From: Marshall Spight <marshall.spight_at_gmail.com>
Date: 14 Jul 2005 18:51:31 -0700
Message-ID: <1121392291.787734.152110_at_g43g2000cwa.googlegroups.com>


-CELKO- wrote:
> >> Where do you think the definition of natual join comes from? <<
>
> Getting serious for a minute, Tom Johnston had a paper and a
> conversation with Dr. Codd about problems with the Natural Join because
> we cannot be sure which of the two or more columns are or are not in
> the resulting relation.

If I understard what you're saying correctly (not sure) then I have to say that I buy into Date's viewpoint: relations are predicates, and attributes are the variables of the predicate.

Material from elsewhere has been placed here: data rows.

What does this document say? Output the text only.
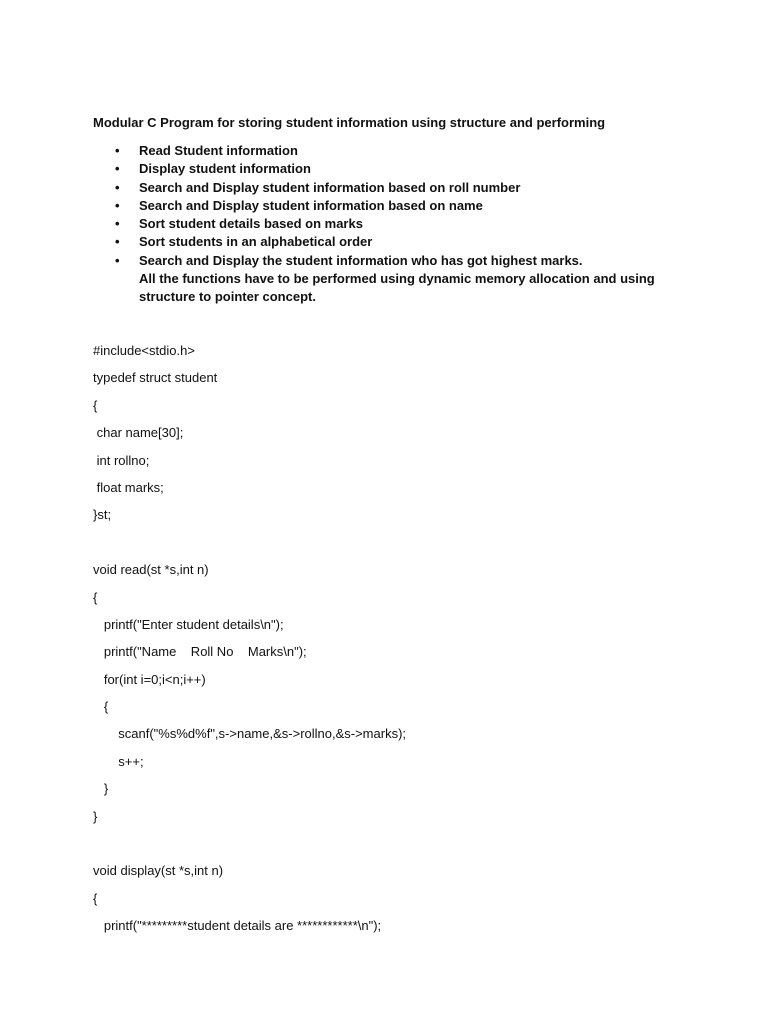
Modular C Program for storing student information using structure and performing

•	Read Student information
•	Display student information
•	Search and Display student information based on roll number
•	Search and Display student information based on name
•	Sort student details based on marks
•	Sort students in an alphabetical order
•	Search and Display the student information who has got highest marks.
All the functions have to be performed using dynamic memory allocation and using
structure to pointer concept.
#include<stdio.h>
typedef struct student
{
char name[30];
int rollno;
float marks;
}st;
void read(st *s,int n)
{
printf("Enter student details\n");
printf("Name    Roll No    Marks\n");
for(int i=0;i<n;i++)
{
scanf("%s%d%f",s->name,&s->rollno,&s->marks);
s++;
}
}
void display(st *s,int n)
{
printf("*********student details are ************\n");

> >> A language not having a clean treatment of the boolean type in version 1 is a sign of bad design. <<
>
> Procedural languages, not declarative ones. Dijkstra "only" worked
> with non-deterministic procedural languages. I think that we grew up
> with the Dijkstra/ Manna/ Gries model of programming that we had a
> bitch of a time with RM. I think I can say that with authority since my
> first Master's Thesis was on an algebra of Structured Programming :)

I must respectfully disagree. Haskell, for example, is as declarative as they come, and has the boolean type. (Not that I didn't have a "bitch of a time with RM" at first. But this is something that I think a clear algebra would help with a lot.)